Diplomats and others assert that the conflict in Tigray could destabilize other parts of Ethiopia, Africa’s second-most populous country with 110 million people, scores of ethnic groups, and other regions that have sought more autonomy even as Abiy, who won the Nobel just last year, tries to hold the country together with exhortations of national unity.

The conflict in Tigray pits two heavily armed forces against each other in the heart of the strategic Horn of Africa, and experts worry that neighbors including Sudan, Eritrea and Somalia could be sucked in.

In a sign of rapidly escalating tensions, Sudan’s leader said his country is concerned about the fighting and urged the warring sides to find a peaceful solution to their disputes. Sudan forms Tigray’s western border.

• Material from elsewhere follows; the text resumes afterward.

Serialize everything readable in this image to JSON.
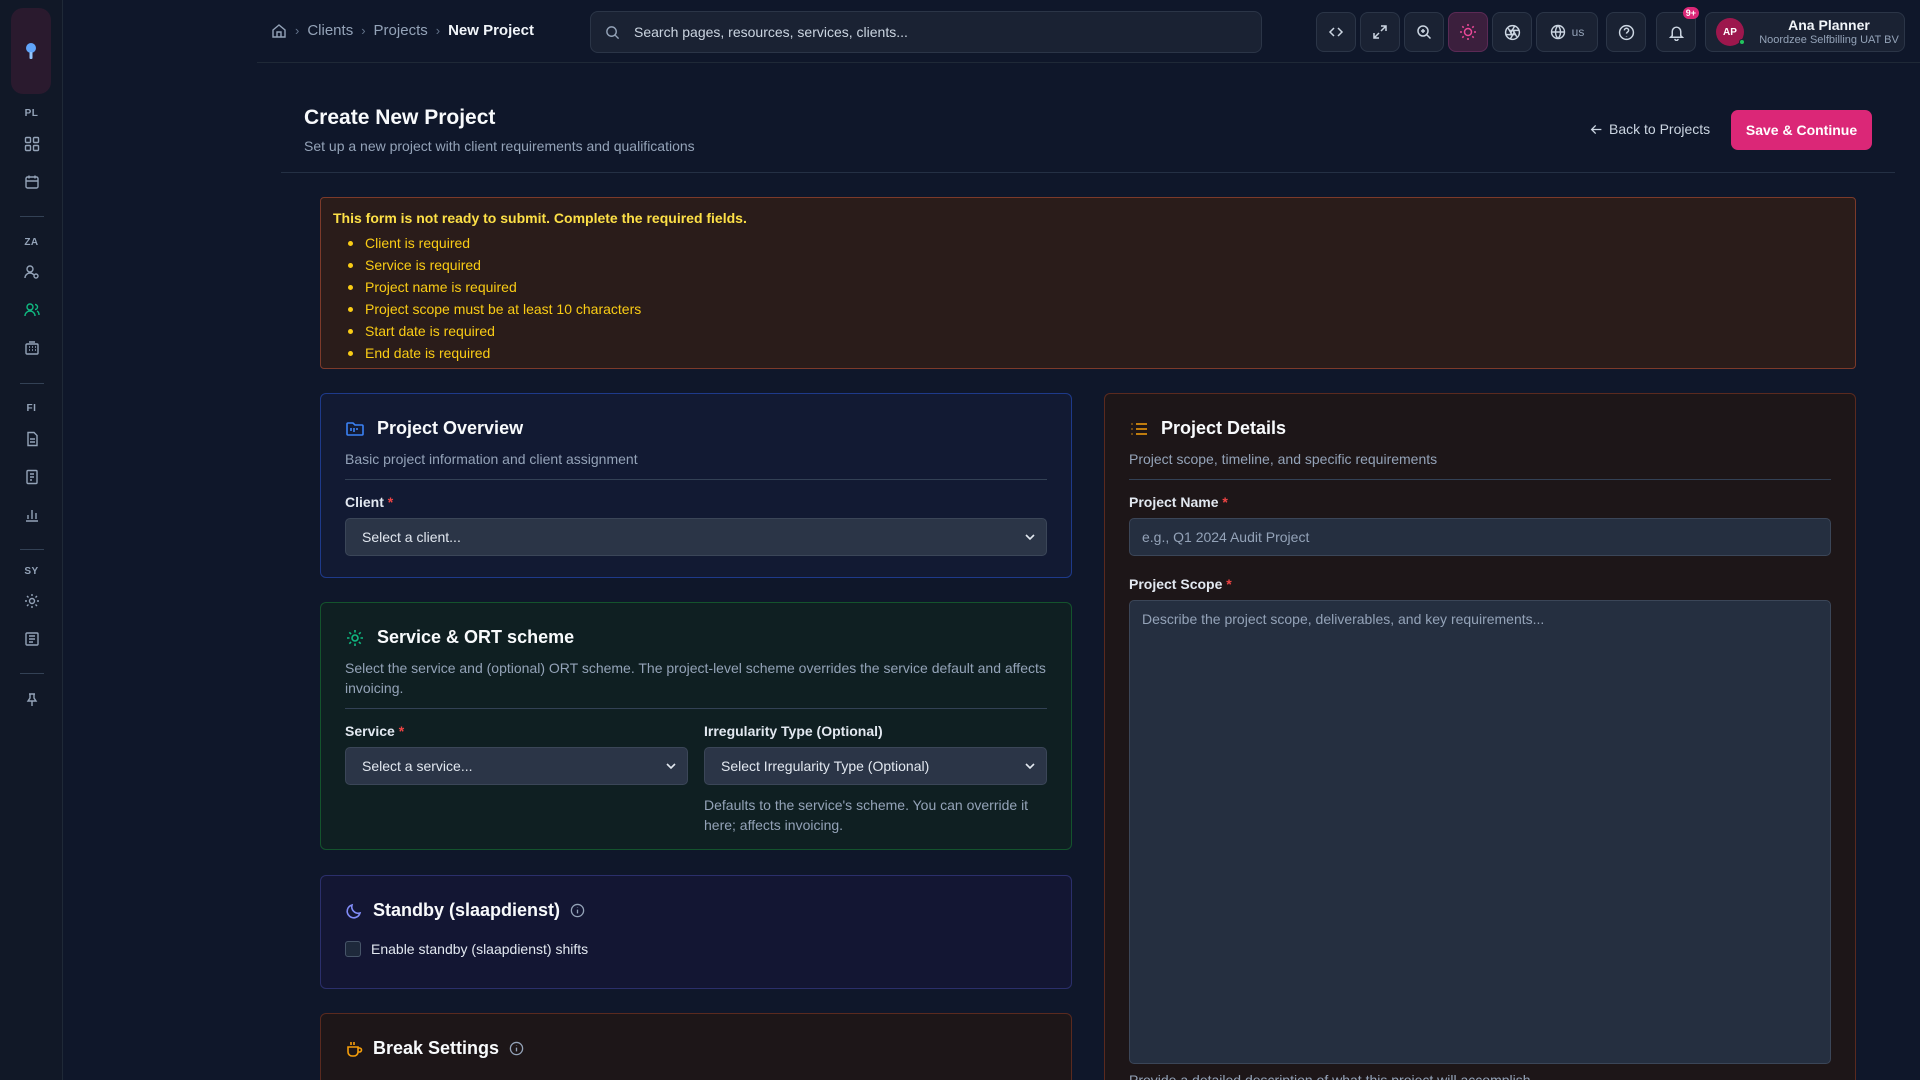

Gen. Abdel-Fatah Burhan, head of the ruling Sovereign Council, issued the statement after chairing a meeting of Sudan’s National Defence Council, the highest body that makes decisions in security matters in the country. He called on the international and regional communities to “carry out their duties for the stability of the region and peace opportunities in Ethiopia.”

A military official in Khartoum said the Sudanese military has deployed more than 6,000 troops to the area bordering Ethiopia since the start of the fighting in Tigray last week. The official spoke on condition of anonymity because he was not authorized to brief the media.

Sudan has already sealed off its borders with Ethiopia’s Tigray and Amhara regions. But it is bracing for a potential flow of people fleeing the fighting.

“We have completed our preparedness,” Lt. Gen. Shams el-Din Kabashi, a member of the Sovereign Council, said in an interview with the Youm al-Taly newspaper published Monday.